Lunedì, 22 Luglio 2024
Politica

Caos al Comune, la Lega insorge: "E' tutto fermo, tranne gli incarichi di staff"

Il gruppo consiliare leghista punta il dito dopo l'assunzione del figlio di un consigliere comunale di maggioranza: "Si tratta di scelte inopportune dal punto di vista etico, politico, giochi di potere"

"Non abbiamo più parole per descrivere la deriva etica, politica ed amministrativa che sta caratterizzando il ritorno del sindaco sugli scranni di Palazzo San Giorgio. Pare non esista più un limite all’indecenza politica delle scelte compiute da Falcomatà in questi tre mesi".

E' quanto affermano i consiglieri comunali della Lega che sottolineano: "La giunta, diventata terreno di scontro tra sindaco e maggioranza, è ancora oggi impossibilitata a operare e non si sta riunendo per via della violazione delle norme sulla pari opportunità previste dalla Legge Del Rio. Altro che bene comune.

È tutto fermo: i cantieri, la cultura, la partecipazione, i fondi comunitari stanziati e non spesi. Anche il welfare è fermo e senza indirizzo politico e persino le fasce più fragili della popolazione sono senza risposte. Ma la cosa davvero intollerabile è che è tutto fermo, tranne gli incarichi di staff.

È delle ultime ore - continuano i consiglieri leghisti -  la pubblicazione sull’albo pretorio della Città metropolitana di Reggio Calabria del decreto del sindaco n. 2 del 15.01.2024, con il quale viene assunto il figlio di un consigliere comunale di maggioranza del Comune di Reggio Calabria.
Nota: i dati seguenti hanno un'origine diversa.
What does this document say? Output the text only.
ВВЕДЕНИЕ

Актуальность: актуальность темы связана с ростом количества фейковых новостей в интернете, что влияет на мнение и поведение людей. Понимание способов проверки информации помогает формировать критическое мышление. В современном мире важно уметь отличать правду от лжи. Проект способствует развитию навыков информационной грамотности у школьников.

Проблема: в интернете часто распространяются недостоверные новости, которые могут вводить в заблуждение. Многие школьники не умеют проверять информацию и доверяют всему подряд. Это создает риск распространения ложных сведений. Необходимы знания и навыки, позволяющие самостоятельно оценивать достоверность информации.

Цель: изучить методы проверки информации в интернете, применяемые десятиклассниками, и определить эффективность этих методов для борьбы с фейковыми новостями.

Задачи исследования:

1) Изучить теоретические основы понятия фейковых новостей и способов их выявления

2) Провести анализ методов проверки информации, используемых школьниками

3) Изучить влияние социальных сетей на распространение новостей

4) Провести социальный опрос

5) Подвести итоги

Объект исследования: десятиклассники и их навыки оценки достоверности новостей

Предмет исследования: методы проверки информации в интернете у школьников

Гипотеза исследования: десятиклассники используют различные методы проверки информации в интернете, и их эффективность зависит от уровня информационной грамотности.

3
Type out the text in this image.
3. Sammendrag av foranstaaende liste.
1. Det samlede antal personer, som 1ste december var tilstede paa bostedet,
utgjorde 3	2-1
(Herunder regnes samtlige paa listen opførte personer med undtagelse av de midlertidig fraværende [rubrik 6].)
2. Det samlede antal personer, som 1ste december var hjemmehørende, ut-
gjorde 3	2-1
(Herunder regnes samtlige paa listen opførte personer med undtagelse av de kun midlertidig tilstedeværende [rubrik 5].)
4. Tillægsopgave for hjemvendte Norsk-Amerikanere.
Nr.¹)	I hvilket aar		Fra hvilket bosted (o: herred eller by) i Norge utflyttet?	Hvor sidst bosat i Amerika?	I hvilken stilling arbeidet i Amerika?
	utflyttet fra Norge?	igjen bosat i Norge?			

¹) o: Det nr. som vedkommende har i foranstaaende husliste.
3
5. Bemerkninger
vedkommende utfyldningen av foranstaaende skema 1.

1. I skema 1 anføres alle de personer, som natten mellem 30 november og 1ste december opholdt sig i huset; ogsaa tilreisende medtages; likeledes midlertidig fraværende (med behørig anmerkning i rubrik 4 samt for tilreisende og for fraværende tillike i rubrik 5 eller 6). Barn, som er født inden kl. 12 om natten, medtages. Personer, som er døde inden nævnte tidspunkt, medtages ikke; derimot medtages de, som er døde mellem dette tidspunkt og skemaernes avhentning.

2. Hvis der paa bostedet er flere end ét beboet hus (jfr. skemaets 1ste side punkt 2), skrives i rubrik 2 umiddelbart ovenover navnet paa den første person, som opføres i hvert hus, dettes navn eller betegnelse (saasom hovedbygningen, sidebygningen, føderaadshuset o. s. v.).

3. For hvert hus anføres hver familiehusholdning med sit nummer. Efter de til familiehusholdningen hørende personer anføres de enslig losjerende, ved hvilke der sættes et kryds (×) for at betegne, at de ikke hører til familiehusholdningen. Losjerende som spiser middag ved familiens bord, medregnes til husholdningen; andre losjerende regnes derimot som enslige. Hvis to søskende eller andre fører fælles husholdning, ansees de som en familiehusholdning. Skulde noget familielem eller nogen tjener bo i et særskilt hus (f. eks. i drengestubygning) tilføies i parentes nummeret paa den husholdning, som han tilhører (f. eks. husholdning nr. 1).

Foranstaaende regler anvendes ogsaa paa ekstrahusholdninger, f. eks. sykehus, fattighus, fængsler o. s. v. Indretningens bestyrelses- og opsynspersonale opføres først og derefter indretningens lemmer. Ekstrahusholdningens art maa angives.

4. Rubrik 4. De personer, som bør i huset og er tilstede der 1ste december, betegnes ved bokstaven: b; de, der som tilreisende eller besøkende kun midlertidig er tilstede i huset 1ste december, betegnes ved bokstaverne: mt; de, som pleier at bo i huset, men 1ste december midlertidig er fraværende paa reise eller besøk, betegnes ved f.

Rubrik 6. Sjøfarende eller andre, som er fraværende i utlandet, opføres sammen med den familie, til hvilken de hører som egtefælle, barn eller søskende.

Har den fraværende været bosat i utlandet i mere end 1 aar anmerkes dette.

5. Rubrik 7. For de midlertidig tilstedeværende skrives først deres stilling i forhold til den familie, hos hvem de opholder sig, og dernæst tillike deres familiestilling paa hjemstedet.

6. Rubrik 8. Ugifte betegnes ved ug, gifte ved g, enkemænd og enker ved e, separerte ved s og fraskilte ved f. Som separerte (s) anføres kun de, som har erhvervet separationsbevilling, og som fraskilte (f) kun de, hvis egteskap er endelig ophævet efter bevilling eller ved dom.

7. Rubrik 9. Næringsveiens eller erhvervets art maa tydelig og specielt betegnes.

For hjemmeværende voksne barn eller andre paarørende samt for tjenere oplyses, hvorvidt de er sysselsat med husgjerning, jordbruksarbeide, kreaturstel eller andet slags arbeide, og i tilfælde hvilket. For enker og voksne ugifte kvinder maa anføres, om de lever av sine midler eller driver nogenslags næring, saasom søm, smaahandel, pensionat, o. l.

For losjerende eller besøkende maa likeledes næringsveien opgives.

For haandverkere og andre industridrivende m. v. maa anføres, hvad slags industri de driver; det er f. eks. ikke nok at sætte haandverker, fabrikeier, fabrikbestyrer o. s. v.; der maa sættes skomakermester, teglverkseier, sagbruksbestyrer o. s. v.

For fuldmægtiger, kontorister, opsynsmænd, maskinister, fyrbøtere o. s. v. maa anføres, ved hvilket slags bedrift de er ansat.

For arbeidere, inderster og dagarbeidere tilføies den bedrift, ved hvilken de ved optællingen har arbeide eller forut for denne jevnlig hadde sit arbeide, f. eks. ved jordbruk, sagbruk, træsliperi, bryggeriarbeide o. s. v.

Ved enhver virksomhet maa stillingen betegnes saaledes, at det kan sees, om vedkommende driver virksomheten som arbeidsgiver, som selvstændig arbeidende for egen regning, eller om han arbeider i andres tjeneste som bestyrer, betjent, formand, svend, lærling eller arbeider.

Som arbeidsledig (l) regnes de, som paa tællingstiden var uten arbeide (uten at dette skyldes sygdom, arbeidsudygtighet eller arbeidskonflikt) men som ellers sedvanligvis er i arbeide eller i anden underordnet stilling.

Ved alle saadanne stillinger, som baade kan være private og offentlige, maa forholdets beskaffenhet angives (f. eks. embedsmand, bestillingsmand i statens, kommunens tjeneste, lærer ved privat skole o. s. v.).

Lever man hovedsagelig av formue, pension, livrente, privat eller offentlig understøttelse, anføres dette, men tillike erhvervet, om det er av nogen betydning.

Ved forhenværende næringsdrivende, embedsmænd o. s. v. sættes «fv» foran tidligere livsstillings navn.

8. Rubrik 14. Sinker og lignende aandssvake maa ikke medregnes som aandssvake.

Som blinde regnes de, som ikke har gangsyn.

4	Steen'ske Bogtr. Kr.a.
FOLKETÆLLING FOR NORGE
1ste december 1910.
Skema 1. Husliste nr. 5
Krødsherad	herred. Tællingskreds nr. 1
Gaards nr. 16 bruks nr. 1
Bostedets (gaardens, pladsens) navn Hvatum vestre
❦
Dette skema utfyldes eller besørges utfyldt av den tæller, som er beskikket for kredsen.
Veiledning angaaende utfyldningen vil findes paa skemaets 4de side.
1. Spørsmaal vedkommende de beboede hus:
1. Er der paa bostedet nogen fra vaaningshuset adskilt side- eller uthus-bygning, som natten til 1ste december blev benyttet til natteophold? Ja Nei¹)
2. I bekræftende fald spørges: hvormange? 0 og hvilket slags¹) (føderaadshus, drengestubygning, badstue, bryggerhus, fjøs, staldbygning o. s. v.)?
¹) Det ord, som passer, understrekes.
"No, non è una cosa normale", - ribadiscono i rappresentanti della Lega che ribadiscono "è qualcosa, che letta insieme alla totale indifferenza del sindaco nei confronti della sofferenza della città, desta sentimenti di pubblico sdegno da ogni punto di vista. Si tratta, infatti, di scelte inopportune dal punto di vista etico, politico, giochi di potere che suonano come schiaffi in pieno volto a tutti i figli di questa terra, spesso madri e padri di famiglia, costretti a migrare o a fare sacrifici immani per trovare un lavoro, magari part time.

Ma come? Non era proprio Falcomatà a dire che con lui questa sarebbe stata la città nella quale si va avanti non perché si conosce qualcuno, ma perché si conosce qualcosa? Salvo poi assumere nello staff parenti di consiglieri comunali di maggioranza".

Aggiungono i consiglieri "lungi da noi sindacare le competenze, le attitudini e le capacità di chi viene assunto, ma ci chiediamo cosa possa aver indotto il sindaco a compiere un’operazione così spregiudicata e scellerata. Forse sarà stata la necessità di puntellare la maggioranza, assicurandosi i voti favorevoli di qualche consigliere in occasione della mozione di sfiducia che andrà discussa in Consiglio comunale.

Che indipendenza può avere un consigliere comunale il cui figlio viene assunto in uno staff? Come può assumere decisioni libere, nell’interesse della città? Come può un sindaco determinare tutto ciò? È inaccettabile, da ogni punto di vista.

La Città Metropolitana, inoltre, viene usata nel peggior modo, un ente pubblico sfruttato per compensare gli squilibri politici, economici ed amministrativi di Palazzo San Giorgio, esattamente come è successo per il cosiddetto “Natale metropolitano”. Sembra non esistere più un limite a questa deriva etica e politica che avvolge ormai le scelte del Sindaco e l’agire di questa amministrazione".

"Noi, come consiglieri della Lega, dopo aver contribuito assieme a tutta la coalizione di centrodestra a presentare la mozione di sfiducia, non intendiamo avallare l’agire di questo sindaco e di questa amministrazione, che sembra ormai aver fatto di Palazzo San Giorgio il centro dei propri interessi personali".